No, simply because Proton VPN doesn’t keep any information that can be useful to the law enforcement, as you can see here: https://protonvpn.com/blog/transparency-report/
Proton VPN is a no-logs service, which means that we do not keep records of what websites you visit, your internet traffic, your IP address, etc. What makes Switzerland different, and possibly unique, is that within the current Swiss legal framework, Proton VPN also does not have forced logging obligations.
Note that a recovery email is completely optional, and you don’t have to set it up on your account at all. If you still wish to make your account recoverable, you can use a recovery phrase: https://proton.me/support/set-account-recovery-methods#how-to-enable-a-recovery-phrase
The mail service is required to log user data if the Switzerland authorities ask them to. The VPN service doesn’t have this requirement. The VPN is 100% safe
just don’t do anything shadey and you’re all good to go👍
Would it be possible for Proton to not store the recovery email in plain text, but rather hashed (+ salt), just like a password.

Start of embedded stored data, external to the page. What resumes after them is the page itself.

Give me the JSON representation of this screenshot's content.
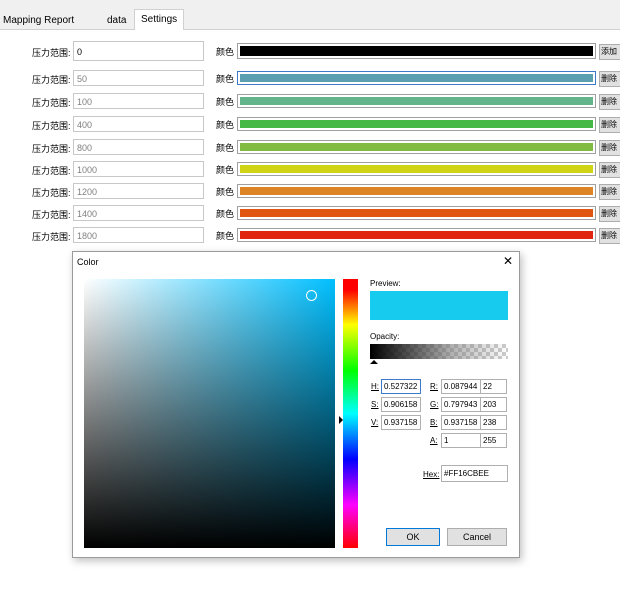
{
  "tabs": [
    {
      "label": "Mapping Report"
    },
    {
      "label": "data"
    },
    {
      "label": "Settings"
    }
  ],
  "rows": [
    {
      "label": "压力范围:",
      "value": "0",
      "color_label": "颜色",
      "color": "#000000",
      "button": "添加"
    },
    {
      "label": "压力范围:",
      "value": "50",
      "color_label": "颜色",
      "color": "#5aa0b0",
      "button": "删除"
    },
    {
      "label": "压力范围:",
      "value": "100",
      "color_label": "颜色",
      "color": "#62b48a",
      "button": "删除"
    },
    {
      "label": "压力范围:",
      "value": "400",
      "color_label": "颜色",
      "color": "#45b845",
      "button": "删除"
    },
    {
      "label": "压力范围:",
      "value": "800",
      "color_label": "颜色",
      "color": "#82bb42",
      "button": "删除"
    },
    {
      "label": "压力范围:",
      "value": "1000",
      "color_label": "颜色",
      "color": "#d0d414",
      "button": "删除"
    },
    {
      "label": "压力范围:",
      "value": "1200",
      "color_label": "颜色",
      "color": "#dc8426",
      "button": "删除"
    },
    {
      "label": "压力范围:",
      "value": "1400",
      "color_label": "颜色",
      "color": "#e05512",
      "button": "删除"
    },
    {
      "label": "压力范围:",
      "value": "1800",
      "color_label": "颜色",
      "color": "#e02610",
      "button": "删除"
    }
  ],
  "dialog": {
    "title": "Color",
    "close": "✕",
    "preview_label": "Preview:",
    "preview_color": "#16cbee",
    "opacity_label": "Opacity:",
    "h_label": "H:",
    "h_value": "0.527322",
    "s_label": "S:",
    "s_value": "0.906158",
    "v_label": "V:",
    "v_value": "0.937158",
    "r_label": "R:",
    "r_value": "0.087944",
    "r_int": "22",
    "g_label": "G:",
    "g_value": "0.797943",
    "g_int": "203",
    "b_label": "B:",
    "b_value": "0.937158",
    "b_int": "238",
    "a_label": "A:",
    "a_value": "1",
    "a_int": "255",
    "hex_label": "Hex:",
    "hex_value": "#FF16CBEE",
    "ok": "OK",
    "cancel": "Cancel"
  }
}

If the user want to use the recovery email they would have enter their recovery email and can only use recovery if it matched the hash.
This way you can only hand over the hashed recovery email to authorities.
We do appreciate this comment as it adds some clarity to some mystery. That said, and this has been debated quite a bit in the forums behind Tor, the fact that the company is sharing anything at all, in any way falls under scrutiny in some circles. Please keep in mind I’m not pushing false information in anyway, nor disagree with what you’re telling us. That’s not the point here. The point is that the company is unfortunately sharing something, no matter what it is, and that causes the more secure minded folks (and sometimes paranoid ;)) to choose other options.
I simply look at it this way, folks need to understand what end and security really looks like, and if they’re putting all their faith in one single service to solve everything, they are poorly misguided. Unfortunately, there’s not much we can do about that except educate when we see it.
I’m still put more faith in tor.
Yeah agreed. Your intentions matter.
From a technical perspective, one can’t end-to-end encrypt or hash a recovery address as it needs to be accessible to send the recovery email, which is typically initiated by an unauthenticated user who has lost their password. In brief, if we did that, one wouldn’t be able to use the recovery address for its intended purpose.
Yes, you have use Tor properly for you to remain anonymous. That is true!